Supercharge your workloads while optimizing costs

General computing and web serving workloads

For general-purpose computing workloads, C4D VMs deliver up to 25% better performance per dollar than C3D, based on estimated SPECrate®2017_int_base benchmark results. C4D also delivers up to 20% better performance per dollar than comparable, generally available offerings from other cloud providers on the same benchmark. This helps you meet demanding performance requirements for a wide range of workloads — including web servers, game, ad and application servers, and containerized microservices — while optimizing resource usage and reducing costs.

For web-serving workloads, C4D leverages AMD Turin’s improved L3 cache efficiency and next-generation branch prediction to deliver higher throughput/vcpu, resulting in up to 75% increase in price-performance compared to the previous-generation C3D. This drives faster page rendering and a smoother end-user experience, with up to 45% higher price-performance compared to competitive offerings.

“AppLovin, a global leader in mobile advertising, is constantly looking for cutting-edge infrastructure innovations to deliver exceptional performance for our clients. Google Cloud’s C4D VMs enable us to do just that — driving up to 40% improvement over the prior generation, which leads to significant efficiency gains and latency reduction.” – Basil Shikin, Chief Technology Officer, AppLovin

“On C4D, our ad servers perform 191% faster than N2D, and 81% faster than C3D to serve the same amount of ad-requests. This improved performance comes at a lower overall cost because we can run a smaller number of more efficient nodes, but not only that, for us more performance/less latency means not only savings but more revenue since the fill-rate for ads (successful bid/ask matching) grows exponentially.” – Pablo Loschi, Principal Systems Engineer, Verve Group

“C4D Performance was impressive — most workloads, including page rendering & video processing, were 40+% faster than the previous generation. This kind of improvement makes a real difference to users of platforms like SpareRoom.” – Dimitrios Kechagias, Principal Developer, Cloud Infrastructure Optimisation Lead, SpareRoom

Databases and data-intensive applications

The C4D family is purpose-built for data-intensive applications such as databases and data analytics, by offering the latest generation compute and advanced storage capabilities. C4D’s high core frequency of up to 4.1Ghz and improved Instructions Per Clock (IPC) accelerate transactional workloads such as MySQL by up to 55% versus the prior generation with faster, more efficient query processing. For applications that require large datasets in memory, C4D provides VM sizes scaling up to 384vcpu and 3TB of high-bandwidth DDR5 memory. To scale database I/O performance, customers benefit from the integrated Hyperdisk Extreme storage with up to 500k IOPS and the new Titanium Local SSD that reduces read latency by 35% compared to the prior generation. Together, these capabilities increase performance and responsiveness for your mission-critical databases, delivering up to 35% better price-performance for Redis and MySQL workloads than comparable generally available VMs from other hyperscalers.

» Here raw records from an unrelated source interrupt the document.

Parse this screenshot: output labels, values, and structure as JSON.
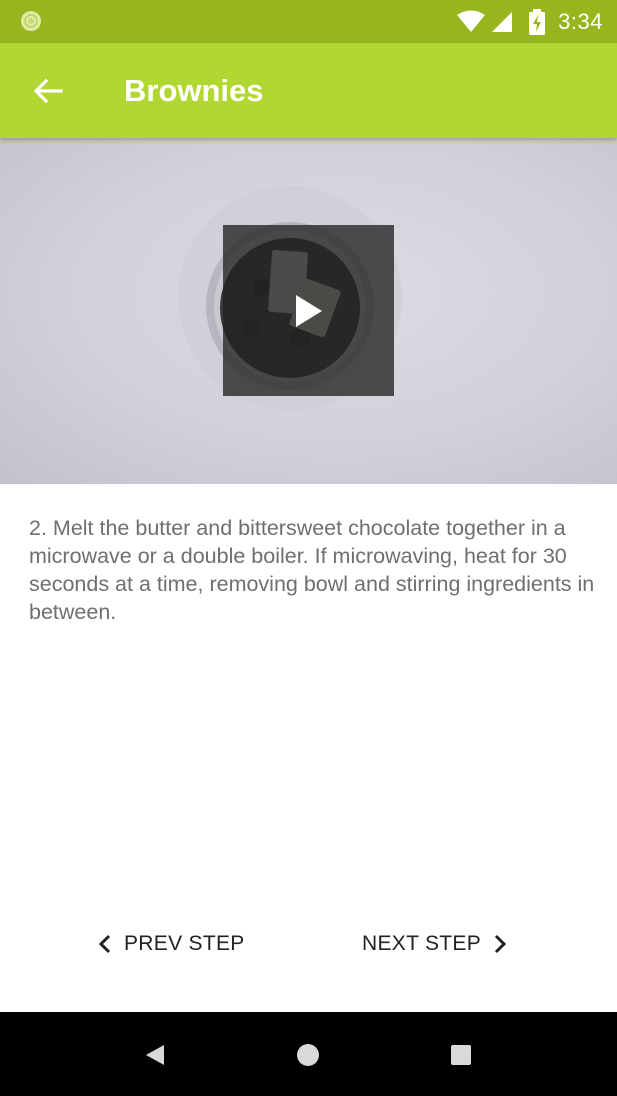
{
  "status_bar": {
    "time": "3:34",
    "icons": [
      "app-notification-icon",
      "wifi-icon",
      "cell-signal-icon",
      "battery-charging-icon"
    ]
  },
  "app_bar": {
    "title": "Brownies",
    "back_icon": "arrow-back-icon"
  },
  "video": {
    "play_icon": "play-icon"
  },
  "step": {
    "description": "2. Melt the butter and bittersweet chocolate together in a microwave or a double boiler. If microwaving, heat for 30 seconds at a time, removing bowl and stirring ingredients in between."
  },
  "navigation": {
    "prev_label": "PREV STEP",
    "next_label": "NEXT STEP"
  },
  "system_nav": {
    "icons": [
      "nav-back-icon",
      "nav-home-icon",
      "nav-recents-icon"
    ]
  },
  "colors": {
    "status_bar": "#97b61e",
    "app_bar": "#b2d733",
    "step_text": "#6f6f6f",
    "button_text": "#222222"
  }
}
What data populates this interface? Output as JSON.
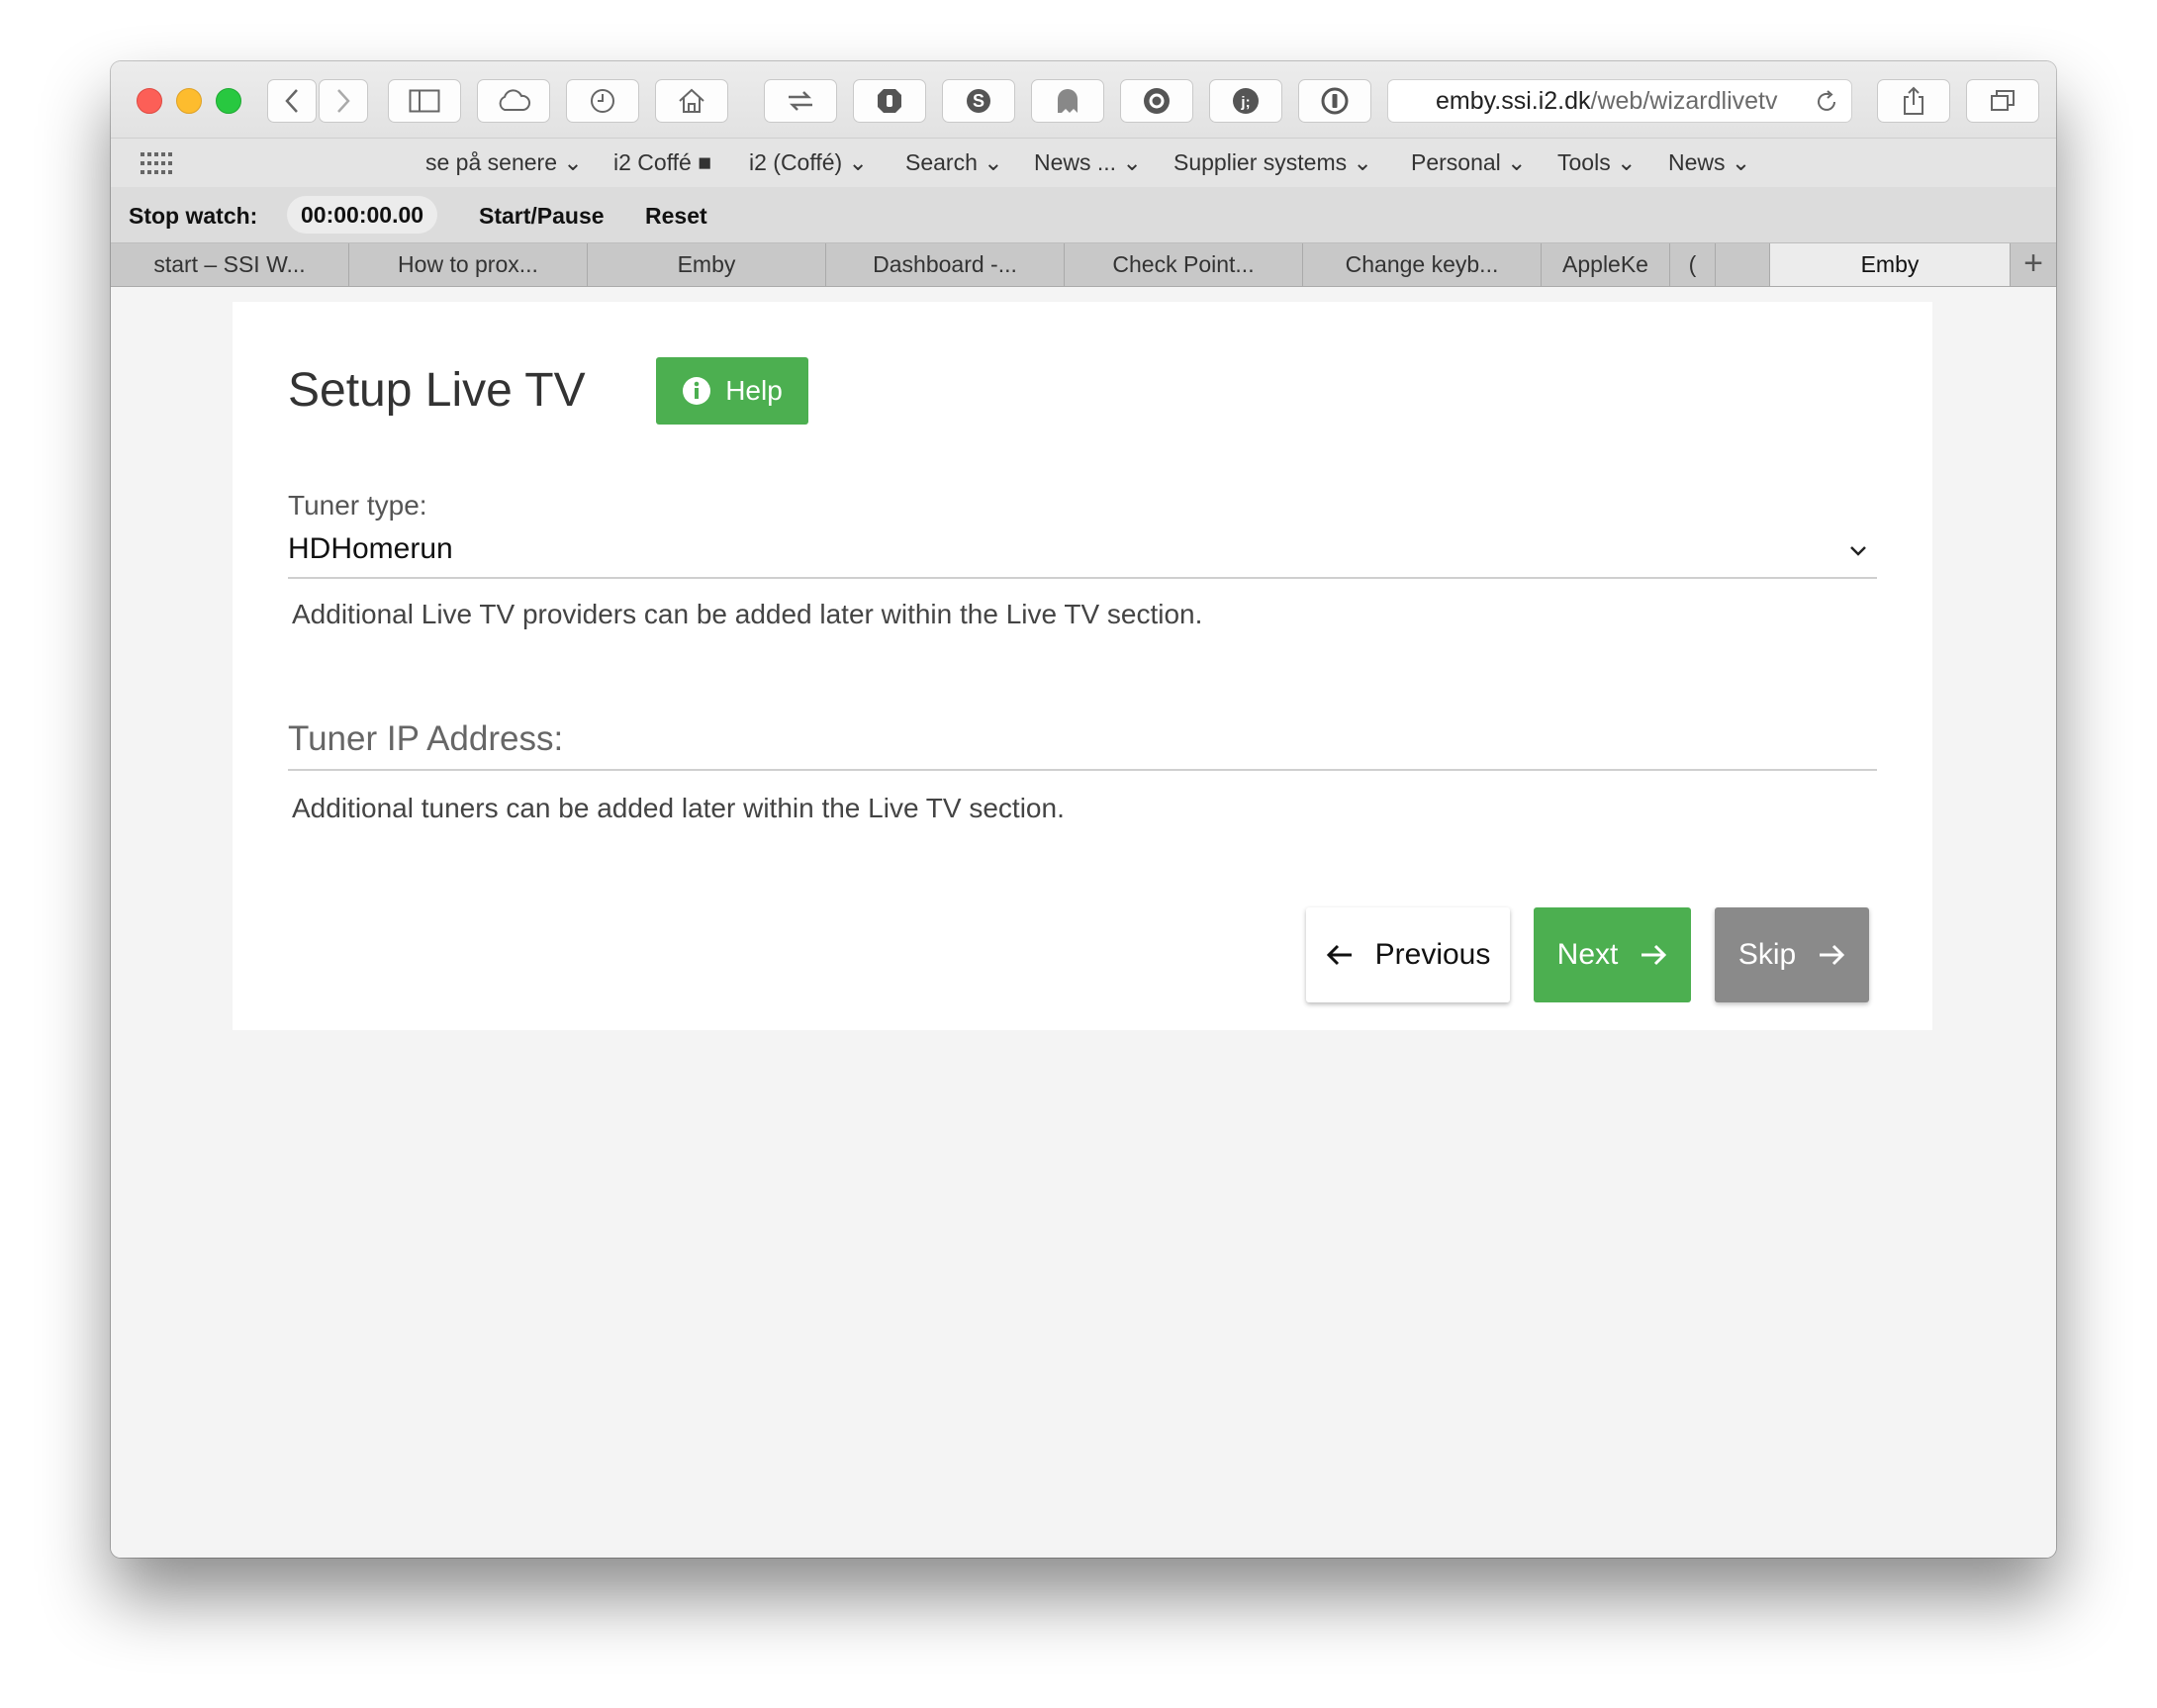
{
  "browser": {
    "url_host": "emby.ssi.i2.dk",
    "url_path": "/web/wizardlivetv"
  },
  "bookmarks": [
    "se på senere ⌄",
    "i2 Coffé ■",
    "i2 (Coffé) ⌄",
    "Search ⌄",
    "News ... ⌄",
    "Supplier systems ⌄",
    "Personal ⌄",
    "Tools ⌄",
    "News ⌄"
  ],
  "stopwatch": {
    "label": "Stop watch:",
    "time": "00:00:00.00",
    "start_pause": "Start/Pause",
    "reset": "Reset"
  },
  "tabs": [
    {
      "label": "start – SSI W..."
    },
    {
      "label": "How to prox..."
    },
    {
      "label": "Emby"
    },
    {
      "label": "Dashboard -..."
    },
    {
      "label": "Check Point..."
    },
    {
      "label": "Change keyb..."
    },
    {
      "label": "AppleKe"
    },
    {
      "label": "("
    },
    {
      "label": "Emby",
      "active": true
    }
  ],
  "tab_add": "+",
  "page": {
    "title": "Setup Live TV",
    "help_label": "Help",
    "tuner_type_label": "Tuner type:",
    "tuner_type_value": "HDHomerun",
    "tuner_type_hint": "Additional Live TV providers can be added later within the Live TV section.",
    "tuner_ip_label": "Tuner IP Address:",
    "tuner_ip_value": "",
    "tuner_ip_hint": "Additional tuners can be added later within the Live TV section.",
    "previous_label": "Previous",
    "next_label": "Next",
    "skip_label": "Skip"
  },
  "colors": {
    "accent_green": "#4caf50",
    "skip_gray": "#8a8a8a"
  }
}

“We are constantly looking for advanced computing options to improve experience for the players. With Google’s new C4D VMs, we see drastically improved performance for our observability stack which handles 50k inserts/sec concurrently. Compared to C3D, we were able to cut our resource footprint by half, while reducing CPU load by 35% and seeing a 30% improvement in indexing latency. We look forward to adopting C4D at scale.” – Grzegorz Dlugolecki, Principal Cloud & Kubernetes Engineer, Chess.com

“Across over 100 benchmarks, going from the C3D to C4D yielded 1.7x the performance! This is a heck of a generational improvement for Google Cloud or any public cloud provider for that matter. C4D performance is extremely compelling and opens up a lot of new compute possibilities in the public cloud.” – Michael Larabel, Founder and Principal Author, Phoronix (Read the full study here)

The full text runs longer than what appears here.